- Historic Sites
“Yesterday, December 7, 1941…”
The bombs that fell that Sunday didn’t just knock out some battleships; they roused America into a new age. Here is how the long, unforgettable day unfolded.
November 1989 | Volume 40, Issue 7
Trout was wearing earphones, listening to a British engineer and an American in Riverhead, Long Island, discuss the transmission. He recognized other voices from the CBS studio in New York—none of them on the air, of course, just desultory conversation between people waiting for the broadcast to begin. Paul White loved to sit in front of the complex instrument panel, surrounded by gadgets, and he would either push a lever and tell Trout to start talking or simply let his man in London listen to the broadcast and wait for the announcer to say, “And now we bring you Robert Trout in London—come in, Bob Trout.”
But tonight Trout realized that his cue was being delayed for some reason, and he didn’t hear White’s voice. He was also aware that the door to the studio in New York had opened because he could hear the clatter of teletype machines in the hall outside, then a babble of voices, and someone saying, “Of course it means war … but why Pearl Harbor?,” which is how he became aware of what had occurred.
Then White came on, to say he would have to tell Trout what they had just seen on the wire. “I already know,” Trout told him. White didn’t ask how he knew (he died before Trout ever had a chance to tell him); instead he said, “Okay then, I’m cutting you in. Give us the reaction from London.”
For a horrified moment Trout couldn’t believe his ears. He turned to the censor, who realized immediately the spot he was in, thought for a moment, and then nodded his approval—meaning that Trout could go ahead with the “reaction” as best he could.
“I have no idea what I said,” Bob Trout recalled, “but somehow I put some words together and delivered a two-minute talk. Then I was off the air—though only for a while. I was on again any number of times that night.”
A few minutes later Trout had a telephone call from Ambassador John G. Winant, who was visiting the British prime minister at Chequers and was furious.
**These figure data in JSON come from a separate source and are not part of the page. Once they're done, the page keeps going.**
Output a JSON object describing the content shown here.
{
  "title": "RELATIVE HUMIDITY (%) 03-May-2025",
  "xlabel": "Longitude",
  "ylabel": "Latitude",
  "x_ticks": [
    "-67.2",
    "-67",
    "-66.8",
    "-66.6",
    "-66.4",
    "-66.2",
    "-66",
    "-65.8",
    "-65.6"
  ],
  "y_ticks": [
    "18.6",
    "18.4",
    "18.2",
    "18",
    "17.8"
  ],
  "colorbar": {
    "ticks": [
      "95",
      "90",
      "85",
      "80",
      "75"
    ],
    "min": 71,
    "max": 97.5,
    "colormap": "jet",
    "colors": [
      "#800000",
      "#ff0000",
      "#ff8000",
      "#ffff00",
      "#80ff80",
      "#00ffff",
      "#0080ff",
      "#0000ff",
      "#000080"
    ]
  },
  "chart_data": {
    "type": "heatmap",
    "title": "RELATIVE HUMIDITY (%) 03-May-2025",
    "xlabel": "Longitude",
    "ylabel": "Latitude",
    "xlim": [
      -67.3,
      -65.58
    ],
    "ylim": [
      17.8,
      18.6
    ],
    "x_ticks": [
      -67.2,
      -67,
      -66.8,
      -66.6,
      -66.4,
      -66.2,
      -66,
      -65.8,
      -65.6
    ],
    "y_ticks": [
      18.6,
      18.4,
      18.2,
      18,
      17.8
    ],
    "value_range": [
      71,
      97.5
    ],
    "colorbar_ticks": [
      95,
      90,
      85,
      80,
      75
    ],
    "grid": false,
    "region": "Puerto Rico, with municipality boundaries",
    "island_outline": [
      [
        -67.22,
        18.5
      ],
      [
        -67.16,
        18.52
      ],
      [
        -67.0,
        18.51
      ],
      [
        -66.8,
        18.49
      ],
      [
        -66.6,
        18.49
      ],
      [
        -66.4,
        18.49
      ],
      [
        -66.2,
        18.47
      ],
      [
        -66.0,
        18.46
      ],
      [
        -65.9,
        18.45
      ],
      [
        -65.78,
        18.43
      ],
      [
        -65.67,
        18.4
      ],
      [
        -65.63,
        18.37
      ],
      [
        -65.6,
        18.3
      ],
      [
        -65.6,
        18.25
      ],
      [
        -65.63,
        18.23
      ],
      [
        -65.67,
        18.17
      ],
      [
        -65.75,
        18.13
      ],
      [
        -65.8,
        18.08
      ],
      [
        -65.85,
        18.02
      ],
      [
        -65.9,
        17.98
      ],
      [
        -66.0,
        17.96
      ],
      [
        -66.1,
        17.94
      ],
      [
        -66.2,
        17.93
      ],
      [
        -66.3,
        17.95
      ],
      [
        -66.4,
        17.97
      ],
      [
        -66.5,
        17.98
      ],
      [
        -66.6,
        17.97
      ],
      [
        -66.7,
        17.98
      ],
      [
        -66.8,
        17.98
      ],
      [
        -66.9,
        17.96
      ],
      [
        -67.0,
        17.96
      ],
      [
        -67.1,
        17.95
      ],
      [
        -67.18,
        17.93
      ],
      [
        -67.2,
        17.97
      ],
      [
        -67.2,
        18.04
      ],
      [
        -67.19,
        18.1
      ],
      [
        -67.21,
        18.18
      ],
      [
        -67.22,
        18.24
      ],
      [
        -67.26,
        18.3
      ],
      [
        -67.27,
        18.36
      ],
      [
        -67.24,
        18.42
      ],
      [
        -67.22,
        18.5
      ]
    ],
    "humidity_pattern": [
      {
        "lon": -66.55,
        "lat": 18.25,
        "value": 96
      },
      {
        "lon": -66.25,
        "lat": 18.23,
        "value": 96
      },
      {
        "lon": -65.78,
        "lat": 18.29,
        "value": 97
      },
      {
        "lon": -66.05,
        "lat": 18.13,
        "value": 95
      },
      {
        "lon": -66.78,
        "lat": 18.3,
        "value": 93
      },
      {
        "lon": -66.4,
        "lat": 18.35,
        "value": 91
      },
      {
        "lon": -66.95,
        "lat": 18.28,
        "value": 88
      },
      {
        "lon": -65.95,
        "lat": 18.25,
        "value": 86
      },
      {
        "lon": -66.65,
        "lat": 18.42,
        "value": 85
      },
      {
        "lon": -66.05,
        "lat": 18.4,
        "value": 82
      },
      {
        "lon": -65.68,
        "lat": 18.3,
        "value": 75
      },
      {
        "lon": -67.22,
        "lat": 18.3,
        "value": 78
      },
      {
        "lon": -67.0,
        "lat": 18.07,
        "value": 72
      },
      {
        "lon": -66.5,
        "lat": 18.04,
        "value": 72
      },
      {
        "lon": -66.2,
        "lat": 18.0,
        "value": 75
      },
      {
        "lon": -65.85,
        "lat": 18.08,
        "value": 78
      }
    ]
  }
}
Why hadn’t Trout called the embassy and told them we were at war before he began his broadcast? What did he think I should do, Trout wondered, call the American embassy and announce, “We are at war”? Until Winant asked the question, Trout hadn’t realized that he had been the first person in Great Britain to learn that hostilities had begun between the United States and Japan.
Ambassador Winant had had a busy weekend. He was supposed to have gone to Anthony Eden’s country house on Friday evening, to discuss the foreign secretary’s forthcoming conversations with Joseph Stalin in Moscow (Eden was leaving for Russia on Sunday), but the news from the Far East intruded on the U.S. ambassador’s plans. What with one thing and another, he didn’t arrive at Eden’s place until after midnight on Saturday, but his obliging host “found me some supper and we stayed up until the early hours of the morning discussing his mission.” When Eden departed at ten o’clock, Winant left for Chequers, a hundred miles away, to see the prime minister, whom he found pacing back and forth outside the front door, the other guests having gone inside to lunch.
Hull let the agitated Japanese ambassadors sit outside his office for fifteen minutes.
Churchill at once asked Winant if he thought war with Japan was imminent. When the ambassador replied yes, Churchill stated with some vehemence, “If they declare war on you, we shall declare war on them within the hour.”
After lunch most of the guests departed, leaving the prime minister to work and to rest, since he had been up most of the previous night, while Winant spent a quiet afternoon with Averell Harriman, who was in England coordinating the Lend-Lease program, and his daughter. A few minutes before nine o’clock they assembled in the dining room and found Churchill sitting alone, grim and silent; as soon as they took their places, he called out to Sawyers, the butler, asking him to put a portable radio on the table so he could hear the news. Churchill switched it on, and as the sound of music faded away, it was replaced by a voice announcing that the Japanese had attacked the U.S. fleet at Pearl Harbor. As the diners looked at each other incredulously, Sawyers came back into the room to assure them, “It’s quite true. We heard it ourselves outside. The Japanese have attacked the Americans.”
Churchill bounded to his feet and headed for the door, exclaiming, “We shall declare war on Japan.”
Winant got up and hurried after him, saying, “Good God! You can’t declare war on a radio announcement! Don’t you think you’d better get confirmation first?”
Churchill walked through the hall to the office, which was manned twenty-four hours a day, and told his staff to put through a call to the White House.
“Mr. President, what’s this about Japan?” Churchill asked when the connection was made.
“It’s quite true. They have attacked us at Pearl Harbor,” Roosevelt replied. “We are all in the same boat now.”